Abstract:
This paper presents a three-dimensional simulation of the ignition transients within the Space Shuttle Reusable Solid Rocket Motor (RSRM) using the Rocstar 3 simulation code, a tightly coupled, multi-physics tool developed at the Center for Simulation of Advanced Rockets (CSAR). The simulation utilizes a detailed 3-D geometry of the RSRM, including its 11-point star grain, joint slots, and submerged nozzle. A simple heat transfer model is employed to calculate propellant heating from hot igniter gases, and a 1-D dynamic burn rate model is applied to capture transient behavior once the propellant reaches its critical ignition temperature.
The study focuses on a fluids-only simulation where the propellant is assumed to be rigid.
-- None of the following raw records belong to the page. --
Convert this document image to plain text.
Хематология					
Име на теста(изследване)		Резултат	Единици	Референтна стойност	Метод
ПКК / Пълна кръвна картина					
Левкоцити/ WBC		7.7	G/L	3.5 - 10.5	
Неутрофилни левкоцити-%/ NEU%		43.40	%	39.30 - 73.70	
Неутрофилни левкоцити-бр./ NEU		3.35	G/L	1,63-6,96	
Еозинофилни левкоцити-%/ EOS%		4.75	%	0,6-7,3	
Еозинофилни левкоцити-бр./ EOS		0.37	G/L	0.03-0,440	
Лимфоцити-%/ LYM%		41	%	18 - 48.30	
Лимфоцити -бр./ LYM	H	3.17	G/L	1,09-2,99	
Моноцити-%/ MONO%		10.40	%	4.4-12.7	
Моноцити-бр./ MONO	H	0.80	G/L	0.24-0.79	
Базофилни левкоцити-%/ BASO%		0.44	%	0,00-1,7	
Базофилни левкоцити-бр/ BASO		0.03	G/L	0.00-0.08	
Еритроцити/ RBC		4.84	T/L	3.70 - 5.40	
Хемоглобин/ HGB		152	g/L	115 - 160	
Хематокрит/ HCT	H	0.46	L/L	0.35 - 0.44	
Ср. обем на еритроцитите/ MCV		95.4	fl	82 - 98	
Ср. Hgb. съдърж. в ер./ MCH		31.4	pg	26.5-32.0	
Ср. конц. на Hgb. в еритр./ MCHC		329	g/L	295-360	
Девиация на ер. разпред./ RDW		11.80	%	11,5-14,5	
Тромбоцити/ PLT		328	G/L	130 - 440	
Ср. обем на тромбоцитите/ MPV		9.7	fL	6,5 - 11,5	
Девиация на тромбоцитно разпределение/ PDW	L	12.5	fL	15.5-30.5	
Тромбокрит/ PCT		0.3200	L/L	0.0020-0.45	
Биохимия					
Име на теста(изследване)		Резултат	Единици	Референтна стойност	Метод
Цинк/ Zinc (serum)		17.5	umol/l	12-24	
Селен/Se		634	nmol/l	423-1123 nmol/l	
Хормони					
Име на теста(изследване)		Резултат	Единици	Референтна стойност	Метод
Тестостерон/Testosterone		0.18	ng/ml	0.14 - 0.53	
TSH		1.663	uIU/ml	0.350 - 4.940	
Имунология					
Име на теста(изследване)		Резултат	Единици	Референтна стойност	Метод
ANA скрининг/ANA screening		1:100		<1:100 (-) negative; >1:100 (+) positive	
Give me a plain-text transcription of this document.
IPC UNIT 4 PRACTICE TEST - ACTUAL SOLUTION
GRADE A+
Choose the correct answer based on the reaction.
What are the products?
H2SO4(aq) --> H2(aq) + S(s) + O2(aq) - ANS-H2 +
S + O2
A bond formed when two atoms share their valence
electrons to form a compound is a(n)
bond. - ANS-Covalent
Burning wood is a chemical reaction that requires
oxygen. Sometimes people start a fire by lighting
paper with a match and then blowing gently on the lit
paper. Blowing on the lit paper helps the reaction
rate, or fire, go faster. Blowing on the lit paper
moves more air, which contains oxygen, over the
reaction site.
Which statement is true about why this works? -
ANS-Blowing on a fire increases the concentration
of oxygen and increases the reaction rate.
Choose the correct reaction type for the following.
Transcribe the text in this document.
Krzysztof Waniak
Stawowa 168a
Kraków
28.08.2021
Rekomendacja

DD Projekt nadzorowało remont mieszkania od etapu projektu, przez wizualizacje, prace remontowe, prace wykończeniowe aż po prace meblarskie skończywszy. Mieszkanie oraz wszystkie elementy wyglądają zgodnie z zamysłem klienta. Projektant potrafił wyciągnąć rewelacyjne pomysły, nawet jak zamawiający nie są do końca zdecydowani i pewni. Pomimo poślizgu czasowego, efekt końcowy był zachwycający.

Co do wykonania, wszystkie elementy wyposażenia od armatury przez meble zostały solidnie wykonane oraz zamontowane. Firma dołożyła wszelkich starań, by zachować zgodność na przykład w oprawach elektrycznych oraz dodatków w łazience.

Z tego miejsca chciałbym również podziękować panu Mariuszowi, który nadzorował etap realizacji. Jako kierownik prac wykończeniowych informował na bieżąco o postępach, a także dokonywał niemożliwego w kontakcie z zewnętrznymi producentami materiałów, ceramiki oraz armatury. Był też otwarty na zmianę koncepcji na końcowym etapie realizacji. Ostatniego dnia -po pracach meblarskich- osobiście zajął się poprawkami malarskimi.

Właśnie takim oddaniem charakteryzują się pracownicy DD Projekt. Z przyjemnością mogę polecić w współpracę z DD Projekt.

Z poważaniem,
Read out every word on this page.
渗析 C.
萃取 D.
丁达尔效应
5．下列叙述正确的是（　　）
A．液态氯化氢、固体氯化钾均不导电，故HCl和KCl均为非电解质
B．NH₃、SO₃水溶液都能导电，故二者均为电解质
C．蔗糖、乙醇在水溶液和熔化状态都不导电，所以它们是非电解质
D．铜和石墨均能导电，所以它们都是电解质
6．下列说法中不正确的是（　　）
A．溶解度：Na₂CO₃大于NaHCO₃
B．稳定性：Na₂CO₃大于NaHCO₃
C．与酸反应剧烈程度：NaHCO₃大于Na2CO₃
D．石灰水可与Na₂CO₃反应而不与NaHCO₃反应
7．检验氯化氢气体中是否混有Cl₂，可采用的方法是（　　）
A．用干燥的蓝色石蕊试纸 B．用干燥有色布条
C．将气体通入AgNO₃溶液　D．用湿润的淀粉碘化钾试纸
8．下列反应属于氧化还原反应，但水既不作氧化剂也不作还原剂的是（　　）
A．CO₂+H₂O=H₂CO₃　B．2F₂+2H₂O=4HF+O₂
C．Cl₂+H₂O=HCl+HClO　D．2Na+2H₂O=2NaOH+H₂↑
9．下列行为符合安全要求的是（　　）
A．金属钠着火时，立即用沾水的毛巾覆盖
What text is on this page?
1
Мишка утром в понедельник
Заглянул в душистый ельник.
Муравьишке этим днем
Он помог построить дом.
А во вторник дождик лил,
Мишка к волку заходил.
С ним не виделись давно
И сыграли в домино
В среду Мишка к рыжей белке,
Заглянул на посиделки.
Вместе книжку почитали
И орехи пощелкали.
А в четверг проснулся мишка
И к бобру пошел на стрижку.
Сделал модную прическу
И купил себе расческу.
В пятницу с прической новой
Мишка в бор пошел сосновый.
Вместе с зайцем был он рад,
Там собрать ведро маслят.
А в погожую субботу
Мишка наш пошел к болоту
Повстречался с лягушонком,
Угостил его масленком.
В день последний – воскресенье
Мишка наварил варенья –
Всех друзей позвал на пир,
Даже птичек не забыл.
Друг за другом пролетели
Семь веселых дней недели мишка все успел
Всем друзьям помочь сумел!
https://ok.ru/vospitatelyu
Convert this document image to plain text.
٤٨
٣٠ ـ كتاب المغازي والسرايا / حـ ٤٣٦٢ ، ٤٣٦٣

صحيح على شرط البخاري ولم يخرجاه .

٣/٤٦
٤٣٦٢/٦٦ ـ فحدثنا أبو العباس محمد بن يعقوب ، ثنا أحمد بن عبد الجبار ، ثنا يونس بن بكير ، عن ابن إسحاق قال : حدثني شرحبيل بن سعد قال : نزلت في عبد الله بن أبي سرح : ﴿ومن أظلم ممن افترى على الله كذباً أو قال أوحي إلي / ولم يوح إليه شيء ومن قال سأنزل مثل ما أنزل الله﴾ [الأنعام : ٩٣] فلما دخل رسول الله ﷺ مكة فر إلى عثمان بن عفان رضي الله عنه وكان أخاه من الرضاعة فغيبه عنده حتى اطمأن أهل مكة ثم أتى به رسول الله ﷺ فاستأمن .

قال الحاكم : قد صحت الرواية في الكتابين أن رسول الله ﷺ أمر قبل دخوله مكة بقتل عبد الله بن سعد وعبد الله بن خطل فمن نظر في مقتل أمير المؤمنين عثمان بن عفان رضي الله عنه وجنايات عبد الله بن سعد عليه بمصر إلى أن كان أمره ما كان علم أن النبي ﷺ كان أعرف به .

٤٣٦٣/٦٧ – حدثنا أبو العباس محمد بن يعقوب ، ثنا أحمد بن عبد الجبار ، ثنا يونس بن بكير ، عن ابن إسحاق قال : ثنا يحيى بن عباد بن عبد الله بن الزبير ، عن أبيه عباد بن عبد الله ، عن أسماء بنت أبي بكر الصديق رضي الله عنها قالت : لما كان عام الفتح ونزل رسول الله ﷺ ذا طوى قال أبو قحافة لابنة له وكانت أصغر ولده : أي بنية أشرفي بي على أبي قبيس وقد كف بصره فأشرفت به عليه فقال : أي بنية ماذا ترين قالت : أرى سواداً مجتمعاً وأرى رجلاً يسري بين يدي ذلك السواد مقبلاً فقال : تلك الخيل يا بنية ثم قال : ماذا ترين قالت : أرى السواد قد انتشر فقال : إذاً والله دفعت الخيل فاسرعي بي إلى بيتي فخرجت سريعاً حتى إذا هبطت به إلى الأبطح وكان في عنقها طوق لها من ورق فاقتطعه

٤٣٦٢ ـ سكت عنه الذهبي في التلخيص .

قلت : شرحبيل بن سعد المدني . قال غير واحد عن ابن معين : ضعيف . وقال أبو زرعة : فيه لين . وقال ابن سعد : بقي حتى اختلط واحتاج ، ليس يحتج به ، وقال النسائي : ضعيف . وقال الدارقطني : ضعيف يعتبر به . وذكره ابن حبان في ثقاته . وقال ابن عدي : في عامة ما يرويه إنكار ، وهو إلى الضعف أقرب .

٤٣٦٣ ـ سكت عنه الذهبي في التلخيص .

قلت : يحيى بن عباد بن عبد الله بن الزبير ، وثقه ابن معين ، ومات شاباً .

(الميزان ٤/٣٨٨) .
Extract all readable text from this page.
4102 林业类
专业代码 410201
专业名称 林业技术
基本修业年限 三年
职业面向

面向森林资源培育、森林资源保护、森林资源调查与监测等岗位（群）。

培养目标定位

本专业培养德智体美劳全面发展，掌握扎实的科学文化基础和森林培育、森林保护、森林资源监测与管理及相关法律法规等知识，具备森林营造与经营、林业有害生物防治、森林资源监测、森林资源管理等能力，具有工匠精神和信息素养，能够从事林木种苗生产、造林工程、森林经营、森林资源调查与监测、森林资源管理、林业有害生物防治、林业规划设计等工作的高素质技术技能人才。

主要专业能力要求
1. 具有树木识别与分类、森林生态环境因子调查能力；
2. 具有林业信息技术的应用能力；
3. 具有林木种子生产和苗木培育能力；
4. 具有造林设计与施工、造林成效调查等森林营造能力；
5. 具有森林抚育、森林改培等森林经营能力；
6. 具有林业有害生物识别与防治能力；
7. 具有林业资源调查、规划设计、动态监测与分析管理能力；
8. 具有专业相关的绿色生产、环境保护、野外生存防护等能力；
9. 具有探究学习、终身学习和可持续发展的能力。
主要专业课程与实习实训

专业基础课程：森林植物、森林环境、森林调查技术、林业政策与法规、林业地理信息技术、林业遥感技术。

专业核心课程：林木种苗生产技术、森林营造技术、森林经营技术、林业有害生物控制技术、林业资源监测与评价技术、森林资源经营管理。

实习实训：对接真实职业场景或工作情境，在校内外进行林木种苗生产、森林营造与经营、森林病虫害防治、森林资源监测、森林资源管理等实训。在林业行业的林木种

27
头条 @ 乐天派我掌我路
The resulting head-end pressure history is compared against data from the TEM-6 test firing and the Space Shuttle Design Data Book, showing good agreement in capturing key features such as the ignition delay and subsequent rate of pressure increase. Similarly, the axial pressure profile along the motor's axis at 800 ms is compared favorably with experimental data from QM-7 and QM-8 test firings. Discrepancies, notably a longer simulated delay before pressurization, are attributed to the omission of radiative heating, which is expected to be a dominant heating source in certain regions. The paper concludes by noting that a fully coupled fluid/structure/combustion simulation is in progress.